An Education with a Better Story
There are many things to love about classical Christian education. Here is a big one: classical Christian education offers a better story. A better story of the world and a better story for your child.
Secular progressive education focuses on education’s utilitarian purpose — and thus focuses learning on career aspirations and job training. The purpose, then, of a human being is to produce through his work. Consider what story that focus and purpose assumes. Humans were not created; they just are. There was no fall, just unwanted outcomes or bad feelings, and so no redeemer is needed. Humans can pull themselves up by their own bootstraps and find their own purpose and then fulfill that purpose on their own. And the bigger story of the world is that there is no unity of truth and goodness; rather, there is a series of various subjects that have little overlap and few interconnections. You must sort through the noise to make your own meaning.
Classical Christian education, however, focuses on the formative power of truth, goodness, and beauty, which are found in and revealed by the Triune God, so that students are nurtured in virtue and wisdom and thus free to live lives that honor their Creator and Redeemer.
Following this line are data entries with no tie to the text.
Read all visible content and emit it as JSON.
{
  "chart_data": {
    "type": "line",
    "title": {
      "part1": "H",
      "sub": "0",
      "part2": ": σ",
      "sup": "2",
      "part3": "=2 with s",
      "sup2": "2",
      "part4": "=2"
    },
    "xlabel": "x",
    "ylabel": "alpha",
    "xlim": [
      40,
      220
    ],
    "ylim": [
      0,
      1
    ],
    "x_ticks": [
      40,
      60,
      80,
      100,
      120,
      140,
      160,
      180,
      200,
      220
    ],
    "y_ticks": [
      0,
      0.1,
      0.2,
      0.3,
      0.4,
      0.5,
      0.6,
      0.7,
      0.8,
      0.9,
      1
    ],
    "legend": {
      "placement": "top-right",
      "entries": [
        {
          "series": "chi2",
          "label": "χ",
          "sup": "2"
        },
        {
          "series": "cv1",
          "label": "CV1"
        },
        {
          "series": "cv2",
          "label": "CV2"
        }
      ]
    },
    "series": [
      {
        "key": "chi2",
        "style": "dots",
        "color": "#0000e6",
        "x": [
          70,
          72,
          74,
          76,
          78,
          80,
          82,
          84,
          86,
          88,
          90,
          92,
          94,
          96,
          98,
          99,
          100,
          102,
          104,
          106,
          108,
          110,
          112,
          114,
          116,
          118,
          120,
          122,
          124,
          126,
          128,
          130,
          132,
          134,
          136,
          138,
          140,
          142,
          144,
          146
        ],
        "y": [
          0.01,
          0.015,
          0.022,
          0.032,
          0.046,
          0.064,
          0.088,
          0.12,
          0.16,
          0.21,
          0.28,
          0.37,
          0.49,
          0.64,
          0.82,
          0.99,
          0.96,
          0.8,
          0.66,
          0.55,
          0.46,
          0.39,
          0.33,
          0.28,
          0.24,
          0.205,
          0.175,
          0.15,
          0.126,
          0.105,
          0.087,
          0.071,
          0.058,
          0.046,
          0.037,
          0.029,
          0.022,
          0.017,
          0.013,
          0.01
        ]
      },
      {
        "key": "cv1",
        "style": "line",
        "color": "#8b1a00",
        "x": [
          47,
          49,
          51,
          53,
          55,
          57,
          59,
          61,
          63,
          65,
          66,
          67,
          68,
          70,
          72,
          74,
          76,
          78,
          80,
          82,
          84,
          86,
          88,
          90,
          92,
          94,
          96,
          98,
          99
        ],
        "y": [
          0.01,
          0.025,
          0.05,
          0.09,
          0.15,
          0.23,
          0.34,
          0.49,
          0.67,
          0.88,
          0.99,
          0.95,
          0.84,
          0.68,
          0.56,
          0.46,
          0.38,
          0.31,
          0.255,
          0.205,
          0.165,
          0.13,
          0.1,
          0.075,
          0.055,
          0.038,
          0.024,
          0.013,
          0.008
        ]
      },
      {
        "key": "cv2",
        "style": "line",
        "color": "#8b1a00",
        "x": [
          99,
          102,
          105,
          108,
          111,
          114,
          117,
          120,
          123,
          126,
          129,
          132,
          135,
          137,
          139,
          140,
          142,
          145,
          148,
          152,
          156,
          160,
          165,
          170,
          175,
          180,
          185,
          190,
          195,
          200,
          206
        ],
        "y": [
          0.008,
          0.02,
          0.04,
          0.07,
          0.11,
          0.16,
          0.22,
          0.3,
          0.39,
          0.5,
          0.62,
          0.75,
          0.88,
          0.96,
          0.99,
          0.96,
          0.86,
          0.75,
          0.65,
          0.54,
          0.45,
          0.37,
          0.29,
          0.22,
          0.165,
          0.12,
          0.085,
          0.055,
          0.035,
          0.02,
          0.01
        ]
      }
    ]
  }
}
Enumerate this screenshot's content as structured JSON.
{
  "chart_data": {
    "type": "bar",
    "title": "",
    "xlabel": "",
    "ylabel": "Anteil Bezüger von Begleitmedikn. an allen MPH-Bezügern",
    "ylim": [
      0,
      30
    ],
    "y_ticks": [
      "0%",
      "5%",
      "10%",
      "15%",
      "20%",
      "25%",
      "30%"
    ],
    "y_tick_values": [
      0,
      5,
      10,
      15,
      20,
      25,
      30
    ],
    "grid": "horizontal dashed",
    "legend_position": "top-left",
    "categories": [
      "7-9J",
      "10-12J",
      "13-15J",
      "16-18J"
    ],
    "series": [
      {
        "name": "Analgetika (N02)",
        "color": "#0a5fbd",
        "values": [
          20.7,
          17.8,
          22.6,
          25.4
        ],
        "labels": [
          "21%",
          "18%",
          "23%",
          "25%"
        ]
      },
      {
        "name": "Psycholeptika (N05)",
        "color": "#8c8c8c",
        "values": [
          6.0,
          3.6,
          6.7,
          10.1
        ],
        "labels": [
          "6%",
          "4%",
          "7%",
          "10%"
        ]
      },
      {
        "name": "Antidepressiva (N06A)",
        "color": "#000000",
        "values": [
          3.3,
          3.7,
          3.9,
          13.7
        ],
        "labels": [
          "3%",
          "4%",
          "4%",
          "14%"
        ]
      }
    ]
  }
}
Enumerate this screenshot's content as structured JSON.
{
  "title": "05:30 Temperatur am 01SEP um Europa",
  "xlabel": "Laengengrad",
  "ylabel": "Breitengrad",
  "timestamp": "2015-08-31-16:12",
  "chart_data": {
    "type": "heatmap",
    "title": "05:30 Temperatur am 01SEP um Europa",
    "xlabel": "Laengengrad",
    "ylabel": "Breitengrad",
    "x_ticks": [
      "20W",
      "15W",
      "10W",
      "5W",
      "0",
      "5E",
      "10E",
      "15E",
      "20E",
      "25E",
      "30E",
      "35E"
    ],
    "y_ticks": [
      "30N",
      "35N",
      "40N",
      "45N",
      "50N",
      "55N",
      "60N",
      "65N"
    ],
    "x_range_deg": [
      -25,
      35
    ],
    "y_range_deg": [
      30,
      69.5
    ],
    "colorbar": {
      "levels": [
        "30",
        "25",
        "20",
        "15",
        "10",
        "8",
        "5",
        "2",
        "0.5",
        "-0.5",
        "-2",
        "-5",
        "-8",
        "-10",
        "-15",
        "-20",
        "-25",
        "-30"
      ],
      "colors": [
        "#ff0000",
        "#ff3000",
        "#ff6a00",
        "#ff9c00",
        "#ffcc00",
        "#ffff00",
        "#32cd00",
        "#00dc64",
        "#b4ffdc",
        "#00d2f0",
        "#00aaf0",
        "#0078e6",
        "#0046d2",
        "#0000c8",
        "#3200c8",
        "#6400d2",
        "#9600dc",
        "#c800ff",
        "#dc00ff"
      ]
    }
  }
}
The purpose, then, of a human being is to reflect the glory of his Creator and to know and serve Him through Jesus Christ.
Consider what story that focus and purpose assumes.
Classical Christian education tells a story about the world that can best be summed up in the familiar formula of Creation – Fall – Redemption – Consummation in Christ. John Milton famously stated, “The end of learning is to repair the ruins of our first parents by regaining to know God aright, and out of that knowledge to love him, to imitate him, to be like him, as we may the nearest by possessing our souls of true virtue, which being united to the heavenly grace of faith makes up the highest perfection.” God is remaking the world in Jesus Christ, and He is remaking people, too. He is doing that, in part, through the education of children as they “regain to know God aright” and thus love Him, imitate Him, and grow to be like Him.
And so classical Christian education tells a better story for our children, too. The best the secularists can come up with is that your child is a hormone-filled bonebag who came from nothing and will return to nothing at the end. You’d better make the most of this life because it’s all you’ve got. You know, YOLO. As Matthew B. Crawford writes in his article “The Rise of Antihumanism” in First Things, the modern story of the world says that humans are stupid, obsolete, fragile, and haters. If you begin without God, that’s where you land.
But your child is something far greater than these antihuman distortions and deserves a far better story. Your child is an eternal soul, made in the image and likeness of the Triune God who created her. Your child is loved by the Father, and is the special object of His fatherly care and redeeming love. Our great God specifically placed your child in your family so that you can love and nurture her in the care and paideia of the Lord. Your child is living her own story of Creation – Fall – Redemption – Consummation. Your son or daughter is made in the image of God. That image has been defaced but not completely destroyed. God in Christ is redeeming them and will complete that redemption in glory.
Classical Christian education says to you and your child: You matter because the Triune God loves you. You are God’s special project. His truth, goodness, and beauty are worthy of your study and, when mixed with faith and obedience, will nurture in you virtue and wisdom so that you can serve Him faithfully all your days in whatever way He calls you.
History and grammar and Latin and literature and math and science and Bible and the arts and all the rest unite in a classical Christian curriculum to thunder this message to our children.
Let’s repeat it to ourselves and to our children often. We are telling a better story – a gospel story of the world and of ourselves and of our children – that is powerful and transformative.